We do not preach to sinners a message that lets them cast the deciding ballot. The Trads do.

On Perseverance

The BF&M statement concerning perseverance is a good and clear statement of the fifth point of Calvinism, but it is not a statement that is believed and taught among many Southern Baptists. Many of them have taught and are continuing to teach the OSAS doctrine and the “Carnal Christian” doctrine which is not the same doctrine at all.

All true believers endure to the end. Those whom God has accepted in Christ, and sanctified by His Spirit, will never fall away from the state of grace, but shall persevere to the end. Believers may fall into sin through neglect and temptation, whereby they grieve the Spirit, impair their graces and comforts, and bring reproach on the cause of Christ and temporal judgments on themselves; yet they shall be kept by the power of God through faith unto salvation.
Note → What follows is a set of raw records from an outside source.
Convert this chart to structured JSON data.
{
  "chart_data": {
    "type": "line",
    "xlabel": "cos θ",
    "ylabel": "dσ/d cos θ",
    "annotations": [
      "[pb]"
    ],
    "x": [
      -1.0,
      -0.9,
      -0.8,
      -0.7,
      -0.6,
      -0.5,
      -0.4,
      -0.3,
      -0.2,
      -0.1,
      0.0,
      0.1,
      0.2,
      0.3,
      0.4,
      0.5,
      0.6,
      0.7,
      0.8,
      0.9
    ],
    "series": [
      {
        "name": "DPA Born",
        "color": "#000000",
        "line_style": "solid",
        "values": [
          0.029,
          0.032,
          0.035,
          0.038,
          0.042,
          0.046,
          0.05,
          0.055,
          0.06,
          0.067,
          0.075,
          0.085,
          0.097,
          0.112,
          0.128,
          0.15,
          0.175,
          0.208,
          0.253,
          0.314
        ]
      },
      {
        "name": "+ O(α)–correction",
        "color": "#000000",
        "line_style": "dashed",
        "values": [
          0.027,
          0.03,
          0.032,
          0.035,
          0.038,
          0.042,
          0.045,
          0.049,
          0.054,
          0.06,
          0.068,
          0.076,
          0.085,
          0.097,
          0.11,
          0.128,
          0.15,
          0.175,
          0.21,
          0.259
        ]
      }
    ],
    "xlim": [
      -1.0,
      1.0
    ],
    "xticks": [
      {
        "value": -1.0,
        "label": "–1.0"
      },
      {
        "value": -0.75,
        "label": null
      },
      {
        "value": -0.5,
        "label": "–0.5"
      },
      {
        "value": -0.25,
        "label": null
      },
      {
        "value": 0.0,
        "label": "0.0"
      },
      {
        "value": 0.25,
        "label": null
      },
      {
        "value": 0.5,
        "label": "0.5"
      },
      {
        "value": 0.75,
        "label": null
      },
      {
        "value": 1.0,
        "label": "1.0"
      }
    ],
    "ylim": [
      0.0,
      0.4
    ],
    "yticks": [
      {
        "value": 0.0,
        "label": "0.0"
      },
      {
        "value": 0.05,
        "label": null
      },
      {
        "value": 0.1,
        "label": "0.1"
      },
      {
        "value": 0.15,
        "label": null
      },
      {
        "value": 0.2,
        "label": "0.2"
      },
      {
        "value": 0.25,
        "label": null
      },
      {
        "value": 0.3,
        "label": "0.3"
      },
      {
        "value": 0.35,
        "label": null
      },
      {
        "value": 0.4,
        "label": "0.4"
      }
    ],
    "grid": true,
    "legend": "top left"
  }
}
Of course, the foundational doctrine that will determine what we believe about the above issues  is the biblical teaching about the sinner’s fallenness.  It is instructive to see how the doctrinal integrity of Baptist confessional statements has decayed during the past couple of centuries. Consider the following chart compiled by Josh Breland


So the answer to the question, “How can two walk together unless they are agreed?” seems simple.  Just be inarticulate and ambiguous and mumble a lot and you should have no problem.
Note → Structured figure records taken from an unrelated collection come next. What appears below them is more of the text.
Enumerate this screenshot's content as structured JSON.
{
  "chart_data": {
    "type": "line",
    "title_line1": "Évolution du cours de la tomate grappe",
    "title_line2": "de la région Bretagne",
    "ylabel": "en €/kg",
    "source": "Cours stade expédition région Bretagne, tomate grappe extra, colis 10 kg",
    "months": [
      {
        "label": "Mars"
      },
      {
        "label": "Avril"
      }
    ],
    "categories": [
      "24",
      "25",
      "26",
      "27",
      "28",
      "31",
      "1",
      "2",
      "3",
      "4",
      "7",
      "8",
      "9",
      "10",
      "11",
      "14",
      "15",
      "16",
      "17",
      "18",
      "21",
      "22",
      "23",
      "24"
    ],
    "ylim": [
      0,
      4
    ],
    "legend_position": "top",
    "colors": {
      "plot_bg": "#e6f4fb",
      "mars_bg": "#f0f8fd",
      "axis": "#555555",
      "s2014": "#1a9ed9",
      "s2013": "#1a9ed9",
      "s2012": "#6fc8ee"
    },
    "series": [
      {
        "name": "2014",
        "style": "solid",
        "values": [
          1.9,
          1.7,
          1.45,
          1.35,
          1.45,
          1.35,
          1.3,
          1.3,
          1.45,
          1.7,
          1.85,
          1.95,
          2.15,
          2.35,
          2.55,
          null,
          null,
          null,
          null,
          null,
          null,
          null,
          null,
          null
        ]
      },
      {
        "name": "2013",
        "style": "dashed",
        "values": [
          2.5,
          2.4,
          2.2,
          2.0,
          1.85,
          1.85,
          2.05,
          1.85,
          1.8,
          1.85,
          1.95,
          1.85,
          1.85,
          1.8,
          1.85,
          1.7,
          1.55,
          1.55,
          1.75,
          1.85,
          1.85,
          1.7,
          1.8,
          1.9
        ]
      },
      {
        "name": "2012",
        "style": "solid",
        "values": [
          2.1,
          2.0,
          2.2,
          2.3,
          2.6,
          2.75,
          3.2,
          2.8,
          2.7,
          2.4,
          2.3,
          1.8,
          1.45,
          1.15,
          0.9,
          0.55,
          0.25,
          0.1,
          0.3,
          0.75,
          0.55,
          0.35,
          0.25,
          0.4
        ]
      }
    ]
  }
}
5 Responses to ““Denominational Unity” in the SBC-“How Can Two Walk Together. . .?””

  1. October 16, 2015 at 4:38 pm

    Well, at least the “pastor” at my church sees that he and I cannot walk together, because we do not agree on this issue – and that drives him nuts. By the grace of God I will not retreat nor compromise on this matter.

    • October 17, 2015 at 12:02 am

      I agree that it is better that at least he feels strongly enough about his views that he doesn’t just go along to get along. Even if he is wrong, it is admirable that he has a bit of backbone. And, I agree that you cannot retreat or compromise on this matter.
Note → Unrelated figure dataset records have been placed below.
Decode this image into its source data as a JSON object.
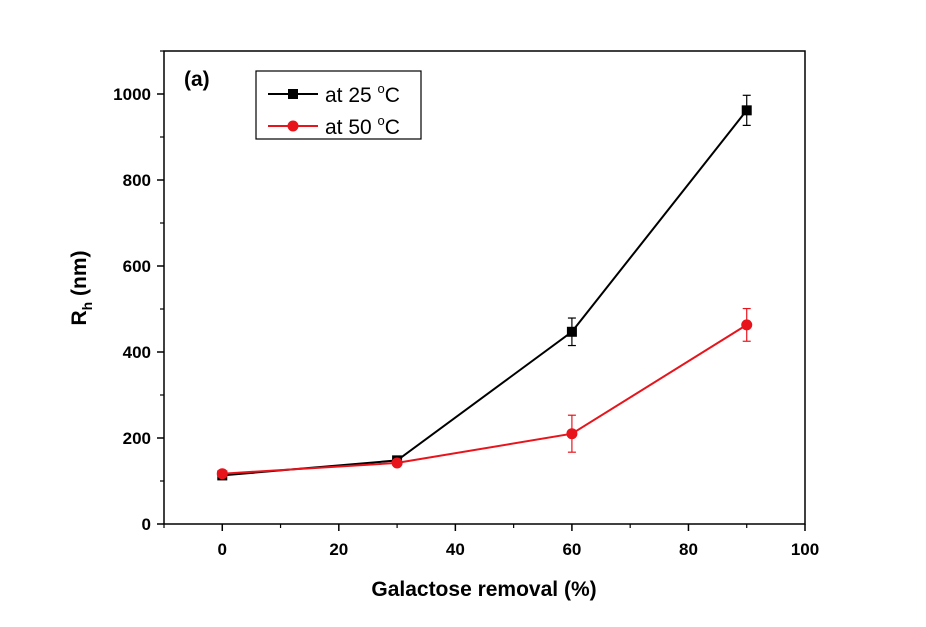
{
  "chart_data": {
    "type": "line",
    "panel_label": "(a)",
    "xlabel": "Galactose removal (%)",
    "ylabel_main": "R",
    "ylabel_sub": "h",
    "ylabel_unit": " (nm)",
    "xlim": [
      -10,
      100
    ],
    "ylim": [
      0,
      1100
    ],
    "xticks": [
      0,
      20,
      40,
      60,
      80,
      100
    ],
    "yticks": [
      0,
      200,
      400,
      600,
      800,
      1000
    ],
    "grid": false,
    "legend_position": "top-left",
    "x": [
      0,
      30,
      60,
      90
    ],
    "series": [
      {
        "name_prefix": "at 25 ",
        "name_sup": "o",
        "name_suffix": "C",
        "color": "#000000",
        "marker": "square",
        "values": [
          113,
          148,
          447,
          962
        ],
        "errors": [
          6,
          8,
          32,
          35
        ]
      },
      {
        "name_prefix": "at 50 ",
        "name_sup": "o",
        "name_suffix": "C",
        "color": "#e8141c",
        "marker": "circle",
        "values": [
          117,
          142,
          210,
          463
        ],
        "errors": [
          5,
          6,
          43,
          38
        ]
      }
    ]
  }
}
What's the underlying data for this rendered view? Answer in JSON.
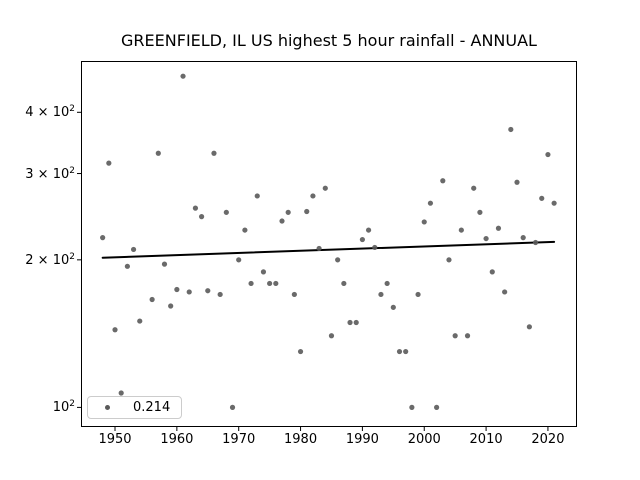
{
  "chart": {
    "title": "GREENFIELD, IL US highest 5 hour rainfall - ANNUAL",
    "legend_label": "0.214"
  },
  "colors": {
    "dot": "#5a5a5a",
    "trend_line": "#000000",
    "frame": "#000000",
    "background": "#ffffff"
  },
  "chart_data": {
    "type": "scatter",
    "title": "GREENFIELD, IL US highest 5 hour rainfall - ANNUAL",
    "xlabel": "",
    "ylabel": "",
    "x_scale": "linear",
    "y_scale": "log",
    "xlim": [
      1944.5,
      2024.7
    ],
    "ylim": [
      91.2,
      509
    ],
    "grid": false,
    "x_ticks": [
      1950,
      1960,
      1970,
      1980,
      1990,
      2000,
      2010,
      2020
    ],
    "y_ticks": [
      {
        "value": 400,
        "base": "4 × 10",
        "exp": "2"
      },
      {
        "value": 300,
        "base": "3 × 10",
        "exp": "2"
      },
      {
        "value": 200,
        "base": "2 × 10",
        "exp": "2"
      },
      {
        "value": 100,
        "base": "10",
        "exp": "2"
      }
    ],
    "legend": {
      "label": "0.214",
      "position": "lower left"
    },
    "series": [
      {
        "name": "annual highest 5 hour rainfall",
        "marker": "dot",
        "color": "#5a5a5a",
        "points": [
          [
            1948,
            222
          ],
          [
            1949,
            315
          ],
          [
            1950,
            144
          ],
          [
            1951,
            107
          ],
          [
            1952,
            194
          ],
          [
            1953,
            210
          ],
          [
            1954,
            150
          ],
          [
            1956,
            166
          ],
          [
            1957,
            330
          ],
          [
            1958,
            196
          ],
          [
            1959,
            161
          ],
          [
            1960,
            174
          ],
          [
            1961,
            474
          ],
          [
            1962,
            172
          ],
          [
            1963,
            255
          ],
          [
            1964,
            245
          ],
          [
            1965,
            173
          ],
          [
            1966,
            330
          ],
          [
            1967,
            170
          ],
          [
            1968,
            250
          ],
          [
            1969,
            100
          ],
          [
            1970,
            200
          ],
          [
            1971,
            230
          ],
          [
            1972,
            179
          ],
          [
            1973,
            270
          ],
          [
            1974,
            189
          ],
          [
            1975,
            179
          ],
          [
            1976,
            179
          ],
          [
            1977,
            240
          ],
          [
            1978,
            250
          ],
          [
            1979,
            170
          ],
          [
            1980,
            130
          ],
          [
            1981,
            251
          ],
          [
            1982,
            270
          ],
          [
            1983,
            211
          ],
          [
            1984,
            280
          ],
          [
            1985,
            140
          ],
          [
            1986,
            200
          ],
          [
            1987,
            179
          ],
          [
            1988,
            149
          ],
          [
            1989,
            149
          ],
          [
            1990,
            220
          ],
          [
            1991,
            230
          ],
          [
            1992,
            212
          ],
          [
            1993,
            170
          ],
          [
            1994,
            179
          ],
          [
            1995,
            160
          ],
          [
            1996,
            130
          ],
          [
            1997,
            130
          ],
          [
            1998,
            100
          ],
          [
            1999,
            170
          ],
          [
            2000,
            239
          ],
          [
            2001,
            261
          ],
          [
            2002,
            100
          ],
          [
            2003,
            290
          ],
          [
            2004,
            200
          ],
          [
            2005,
            140
          ],
          [
            2006,
            230
          ],
          [
            2007,
            140
          ],
          [
            2008,
            280
          ],
          [
            2009,
            250
          ],
          [
            2010,
            221
          ],
          [
            2011,
            189
          ],
          [
            2012,
            232
          ],
          [
            2013,
            172
          ],
          [
            2014,
            369
          ],
          [
            2015,
            288
          ],
          [
            2016,
            222
          ],
          [
            2017,
            146
          ],
          [
            2018,
            217
          ],
          [
            2019,
            267
          ],
          [
            2020,
            328
          ],
          [
            2021,
            261
          ]
        ]
      }
    ],
    "trend_line": {
      "x1": 1948,
      "value1": 202.0,
      "x2": 2021,
      "value2": 217.6,
      "slope_label": "0.214",
      "color": "#000000"
    }
  }
}
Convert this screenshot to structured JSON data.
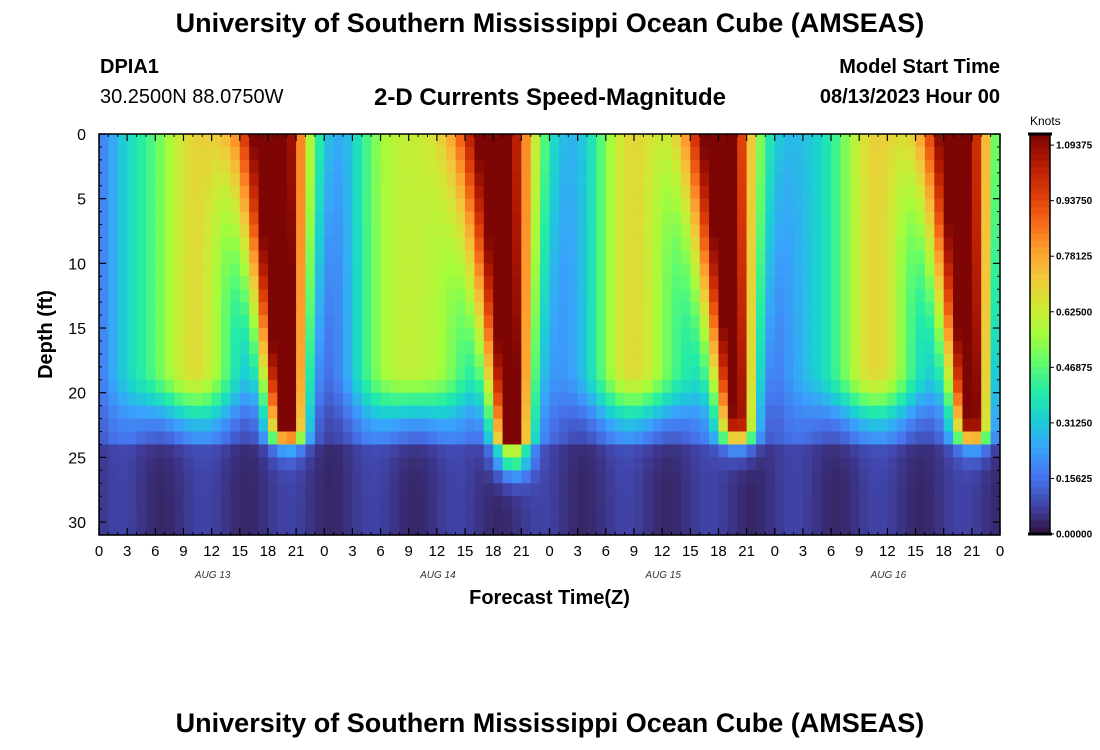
{
  "header": {
    "title": "University of Southern Mississippi Ocean Cube (AMSEAS)",
    "station": "DPIA1",
    "coords": "30.2500N  88.0750W",
    "subtitle": "2-D Currents Speed-Magnitude",
    "model_start_label": "Model Start Time",
    "model_start_value": "08/13/2023 Hour 00"
  },
  "footer": {
    "title": "University of Southern Mississippi Ocean Cube (AMSEAS)"
  },
  "chart_data": {
    "type": "heatmap",
    "title": "2-D Currents Speed-Magnitude",
    "xlabel": "Forecast Time(Z)",
    "ylabel": "Depth (ft)",
    "xlim": [
      0,
      96
    ],
    "ylim": [
      0,
      31
    ],
    "x_ticks": [
      0,
      3,
      6,
      9,
      12,
      15,
      18,
      21,
      24,
      27,
      30,
      33,
      36,
      39,
      42,
      45,
      48,
      51,
      54,
      57,
      60,
      63,
      66,
      69,
      72,
      75,
      78,
      81,
      84,
      87,
      90,
      93,
      96
    ],
    "x_tick_labels": [
      "0",
      "3",
      "6",
      "9",
      "12",
      "15",
      "18",
      "21",
      "0",
      "3",
      "6",
      "9",
      "12",
      "15",
      "18",
      "21",
      "0",
      "3",
      "6",
      "9",
      "12",
      "15",
      "18",
      "21",
      "0",
      "3",
      "6",
      "9",
      "12",
      "15",
      "18",
      "21",
      "0"
    ],
    "y_ticks": [
      0,
      5,
      10,
      15,
      20,
      25,
      30
    ],
    "y_tick_labels": [
      "0",
      "5",
      "10",
      "15",
      "20",
      "25",
      "30"
    ],
    "day_labels": [
      {
        "x": 12,
        "label": "AUG 13"
      },
      {
        "x": 36,
        "label": "AUG 14"
      },
      {
        "x": 60,
        "label": "AUG 15"
      },
      {
        "x": 84,
        "label": "AUG 16"
      }
    ],
    "colorbar": {
      "title": "Knots",
      "min": 0.0,
      "max": 1.125,
      "tick_values": [
        1.09375,
        0.9375,
        0.78125,
        0.625,
        0.46875,
        0.3125,
        0.15625,
        0.0
      ],
      "tick_labels": [
        "1.09375",
        "0.93750",
        "0.78125",
        "0.62500",
        "0.46875",
        "0.31250",
        "0.15625",
        "0.00000"
      ],
      "colors": [
        "#30123b",
        "#4145ab",
        "#4675ed",
        "#39a2fc",
        "#1bcfd4",
        "#24eca6",
        "#61fc6c",
        "#a4fc3b",
        "#d1e834",
        "#f3c63a",
        "#fe9b2d",
        "#f36315",
        "#d93806",
        "#b11901",
        "#7a0403"
      ]
    },
    "current_peaks": [
      {
        "x_hour": 18.5,
        "max_knots": 1.12,
        "bottom_depth_ft": 22
      },
      {
        "x_hour": 42.5,
        "max_knots": 1.12,
        "bottom_depth_ft": 24
      },
      {
        "x_hour": 66.5,
        "max_knots": 1.05,
        "bottom_depth_ft": 22
      },
      {
        "x_hour": 91.5,
        "max_knots": 1.05,
        "bottom_depth_ft": 22
      }
    ],
    "notes": "Surface-to-bottom current speed over a 96-hour forecast; strongest flow in four ebb/flood pulses near surface, weak (<0.2 kt) near bottom."
  }
}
      • October 17, 2015 at 12:45 am

        When he came to my house to call me a heretic, he told me that he had been cordial to me because he’s people pleaser and God rebuked him for not being hostile to Calvinism. He had described the friend of his that occasionally preaches at Cornerstone as a Calvinist, but lately, when I asked him if that fella was also a heretic, told me he had only been joking when he called that man a Calvinist. There was no joking at the time – I think he is merely back peddling to his prior position of waging war on those who do not see man as having the freedom to choose salvation. I flat out find him difficult to trust.

      • October 17, 2015 at 12:59 am

        One of our difficulties is getting a clear definition pf human freedom. Most of them don’t even know what they mean by it. If he thinks, as many of them seem to believe, that we think sinners have no will and make no decisions, we should not be surprised that he thinks we are heretics. I think most of these guys are so insecure because they have never really studied the issues that they are afraid to even discuss the issues. I have seldom seen a free will believer who was willing to engage in an extended contextual, exegetical study of pertinent passages. They always retreat to a handful of proof texts that they think support their illegitimate presuppositions. Then they can hate us because “we just have a philosophy that has nothing to do with the Bible.

      • October 17, 2015 at 1:06 am

        You’re on target about getting a clear definition of human freedom. Free willers tend to think if a man has freedom to choose Chevy or Ford he can choose eternal life.

        I’ve known one free willer who was willing to discuss the issue, read Whitefield’s response to Wesley on the topic, and then tell me he no longer called himself a Wesleyan but agreed with Whitefield. He was a close friend and work colleague.